Plant-Insect Ecosystems
Student Competition Poster
Grad P-IE: Behavior and Ecology
Andrew S. Freedman
Graduate Student
North Carolina State University
Raleigh, North Carolina, United States
Kevin Gross
North Carolina State University
Raleigh, North Carolina, United States
George Kennedy
North Carolina State University
Raleigh, North Carolina, United States
The vector manipulation hypothesis describes how viruses may manipulate various insect vectors’ host-preference behavior, and has been shown to be both empirically and theoretically important to the epidemiology of insect-vectored plant pathogens. However, host preference arises from a complex suite of correlated behaviors which dictate transmission events. This begs the question: which fine-scale behavioral traits have the highest influence on the rate of virus spread over the course of a season? To explore this question, I created a behaviorally explicit mathematical model for the spread of Tomato spotted wilt virus (TSWV) by western flower thrips (Frankliniella occidentalis), and performed a variance-based global sensitivity analysis that spanned a growing season. This model makes assumptions that relate preference, foraging, and transmission with each other.

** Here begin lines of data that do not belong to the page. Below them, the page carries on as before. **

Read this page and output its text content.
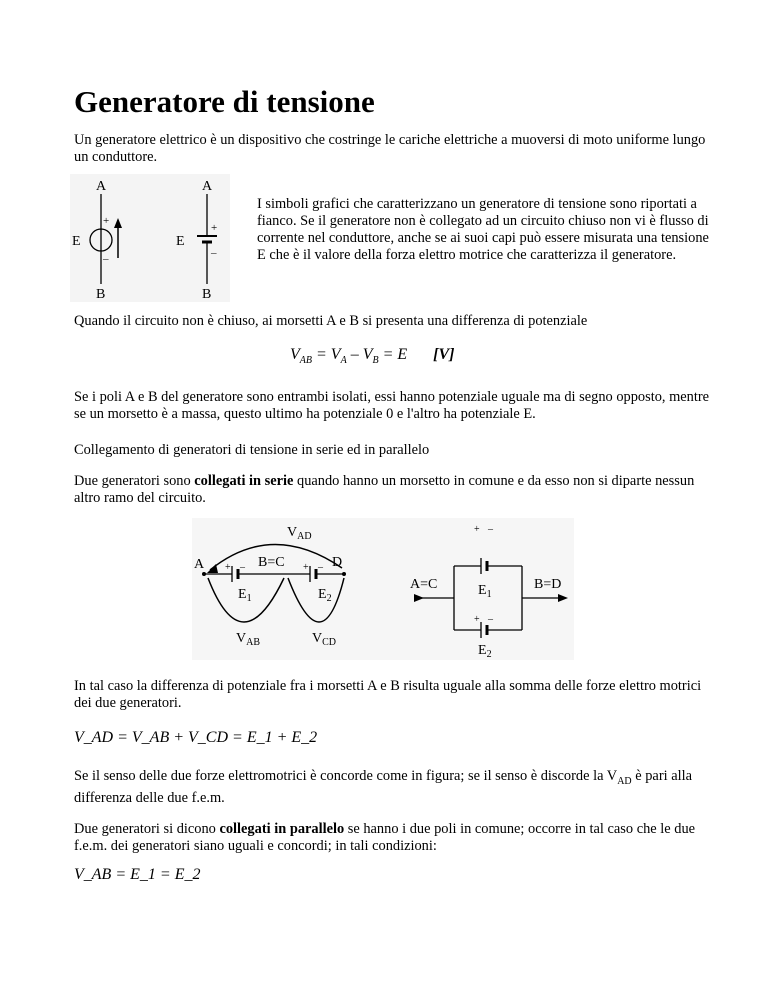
Generatore di tensione

Un generatore elettrico è un dispositivo che costringe le cariche elettriche a muoversi di moto uniforme lungo un conduttore.

A
B
E
+
–
A
B
E
+
–

I simboli grafici che caratterizzano un generatore di tensione sono riportati a fianco. Se il generatore non è collegato ad un circuito chiuso non vi è flusso di corrente nel conduttore, anche se ai suoi capi può essere misurata una tensione E che è il valore della forza elettro motrice che caratterizza il generatore.

Quando il circuito non è chiuso, ai morsetti A e B si presenta una differenza di potenziale

$V_{AB} = V_A - V_B = E$ [V]

Se i poli A e B del generatore sono entrambi isolati, essi hanno potenziale uguale ma di segno opposto, mentre se un morsetto è a massa, questo ultimo ha potenziale 0 e l'altro ha potenziale E.

Collegamento di generatori di tensione in serie ed in parallelo

Due generatori sono collegati in serie quando hanno un morsetto in comune e da esso non si diparte nessun altro ramo del circuito.

$V_{AD}$
A + –	+ –
B=C	D
$E_1$	$E_2$
$V_{AB}$	$V_{CD}$
A=C
+ –
+ –
$E_1$
$E_2$
B=D

In tal caso la differenza di potenziale fra i morsetti A e B risulta uguale alla somma delle forze elettro motrici dei due generatori.

V_AD = V_AB + V_CD = E_1 + E_2

Se il senso delle due forze elettromotrici è concorde come in figura; se il senso è discorde la $V_{AD}$ è pari alla differenza delle due f.e.m.

Due generatori si dicono collegati in parallelo se hanno i due poli in comune; occorre in tal caso che le due f.e.m. dei generatori siano uguali e concordi; in tali condizioni:

V_AB = E_1 = E_2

Furthermore, dispersal and feeding behavior are assumed to be affected by changes in host suitability. In this context, these behaviorally explicit assumptions allow us to better understand how the spread of TSWV over time is impacted by seasonal changes in host quality. Here, a relationship emerges between infection dynamics and the degree to which host plant phenology drives changes in insect behavior over the course of a growing season. This model may facilitate our understanding of how selection pressure on the evolution of the vector-virus relationship changes throughout a growing season, and preliminary model results suggest the vector manipulation hypothesis should be broadened to include how viruses may manipulate vectors’ time-budgeting on hosts, not just host-preference behavior.